The result was striking in its consistency. Solar estimates routinely scored 8 to 10 — high network agreement combined with stable data distributions. Wind estimates typically scored 4 to 7, pulled down by the high variance between stations and the volatile nature of wind data itself. Coastal wind locations often scored lowest of all, despite having the highest energy potential — a useful reminder that high opportunity and high uncertainty often go hand in hand.

What uncertainty tells users that estimates alone cannot

Presenting confidence ratings alongside energy estimates transformed how the results could be interpreted:

  • A wind estimate of 4,000 kWh with a confidence of 4/10 tells the user: this location probably has good wind resource, but conditions are highly variable and the actual yield could differ significantly. Proceed with caution; consider a site-specific assessment before investing.
  • A solar estimate of 1,800 kWh with a confidence of 9/10 tells the user: this is a reliable estimate. The station network agrees, the data is stable, and you can plan around this number with reasonable assurance.
  • A wind estimate of 1,200 kWh with a confidence of 8/10 tells the user: we're quite sure about this — and unfortunately, what we're sure about is that this isn't a good location for a wind turbine.

The third case is arguably the most valuable. High confidence in a low estimate is more useful than low confidence in a high one. It prevents wasted investment and redirects attention to where it'll actually pay off.

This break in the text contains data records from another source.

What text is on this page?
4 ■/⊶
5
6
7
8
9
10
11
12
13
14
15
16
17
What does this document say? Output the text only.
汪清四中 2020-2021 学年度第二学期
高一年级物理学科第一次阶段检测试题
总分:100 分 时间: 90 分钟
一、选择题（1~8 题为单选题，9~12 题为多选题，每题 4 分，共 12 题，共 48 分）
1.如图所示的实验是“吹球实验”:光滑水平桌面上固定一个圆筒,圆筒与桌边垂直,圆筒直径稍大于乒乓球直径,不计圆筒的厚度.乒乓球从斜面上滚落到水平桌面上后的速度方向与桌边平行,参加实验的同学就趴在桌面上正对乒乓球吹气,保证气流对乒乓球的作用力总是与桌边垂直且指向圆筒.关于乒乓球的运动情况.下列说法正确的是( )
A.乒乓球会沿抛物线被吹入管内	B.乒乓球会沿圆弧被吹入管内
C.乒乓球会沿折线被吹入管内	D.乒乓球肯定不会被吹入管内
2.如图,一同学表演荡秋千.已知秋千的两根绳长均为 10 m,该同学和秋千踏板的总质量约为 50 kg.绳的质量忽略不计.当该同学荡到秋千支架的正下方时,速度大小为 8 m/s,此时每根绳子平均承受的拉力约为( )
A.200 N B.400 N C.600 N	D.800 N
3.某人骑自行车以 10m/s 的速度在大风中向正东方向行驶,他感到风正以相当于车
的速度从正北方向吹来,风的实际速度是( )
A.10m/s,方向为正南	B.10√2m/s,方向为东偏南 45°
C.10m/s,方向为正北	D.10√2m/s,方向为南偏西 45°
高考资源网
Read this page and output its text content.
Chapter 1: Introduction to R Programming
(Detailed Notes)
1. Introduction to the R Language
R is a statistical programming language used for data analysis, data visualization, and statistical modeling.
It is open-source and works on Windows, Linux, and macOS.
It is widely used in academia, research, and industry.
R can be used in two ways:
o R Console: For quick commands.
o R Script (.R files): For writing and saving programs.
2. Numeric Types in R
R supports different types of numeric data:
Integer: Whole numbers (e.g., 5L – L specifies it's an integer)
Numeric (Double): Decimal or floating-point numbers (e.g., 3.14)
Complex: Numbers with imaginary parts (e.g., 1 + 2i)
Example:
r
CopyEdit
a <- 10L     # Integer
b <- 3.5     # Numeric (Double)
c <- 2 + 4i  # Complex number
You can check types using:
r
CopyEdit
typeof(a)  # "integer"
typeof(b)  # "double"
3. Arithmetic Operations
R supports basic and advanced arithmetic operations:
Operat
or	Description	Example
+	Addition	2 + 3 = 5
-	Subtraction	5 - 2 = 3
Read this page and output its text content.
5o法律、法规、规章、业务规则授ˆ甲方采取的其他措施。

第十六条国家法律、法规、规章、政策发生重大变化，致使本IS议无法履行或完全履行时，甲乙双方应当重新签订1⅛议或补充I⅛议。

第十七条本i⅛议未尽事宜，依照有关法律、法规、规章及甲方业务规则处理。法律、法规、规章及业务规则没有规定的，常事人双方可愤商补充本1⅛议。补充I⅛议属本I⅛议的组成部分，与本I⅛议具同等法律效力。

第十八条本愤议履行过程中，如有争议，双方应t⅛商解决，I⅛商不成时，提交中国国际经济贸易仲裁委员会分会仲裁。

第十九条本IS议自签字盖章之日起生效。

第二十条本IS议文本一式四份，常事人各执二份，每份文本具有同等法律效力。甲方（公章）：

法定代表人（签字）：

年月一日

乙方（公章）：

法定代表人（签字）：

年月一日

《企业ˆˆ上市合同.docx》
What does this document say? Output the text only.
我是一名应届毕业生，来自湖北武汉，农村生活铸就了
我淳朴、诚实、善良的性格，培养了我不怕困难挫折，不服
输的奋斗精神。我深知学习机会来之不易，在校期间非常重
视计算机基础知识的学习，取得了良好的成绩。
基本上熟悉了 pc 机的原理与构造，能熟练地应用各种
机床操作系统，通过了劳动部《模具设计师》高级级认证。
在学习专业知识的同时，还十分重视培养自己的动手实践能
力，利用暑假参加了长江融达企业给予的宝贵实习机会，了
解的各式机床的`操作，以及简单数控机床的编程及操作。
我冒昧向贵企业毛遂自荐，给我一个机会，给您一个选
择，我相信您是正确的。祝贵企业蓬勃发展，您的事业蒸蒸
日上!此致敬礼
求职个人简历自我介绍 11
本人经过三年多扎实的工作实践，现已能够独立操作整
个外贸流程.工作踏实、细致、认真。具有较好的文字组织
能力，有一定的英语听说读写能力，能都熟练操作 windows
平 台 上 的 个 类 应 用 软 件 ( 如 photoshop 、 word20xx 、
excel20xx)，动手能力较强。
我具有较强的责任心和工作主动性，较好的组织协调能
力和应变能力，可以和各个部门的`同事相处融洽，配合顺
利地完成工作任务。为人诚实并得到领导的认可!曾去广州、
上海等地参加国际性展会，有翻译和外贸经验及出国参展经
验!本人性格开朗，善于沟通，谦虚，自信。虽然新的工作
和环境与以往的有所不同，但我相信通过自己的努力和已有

Applicability beyond energy

The framework described here — combining network-based and distribution-based uncertainty into a composite confidence score — is applicable wherever spatial interpolation is used to estimate continuous variables from point observations:

  • Air quality modelling — sensor networks with uneven coverage and pollutants that vary sharply over short distances (much like wind)
  • Noise mapping — where measurement points are sparse and local topography creates dramatic variation
  • Property valuation — where comparable sales are the "stations" and market volatility is the distribution characteristic
  • Agricultural yield estimation — where soil sample points inform predictions across entire fields, but soil composition can change within metres

In each case, the principle holds: the most responsible thing a model can do is quantify its own ignorance. An estimate without a confidence rating is a claim without evidence. Adding uncertainty doesn't weaken the output — it makes it honest, and honest estimates are the ones people can actually make decisions from.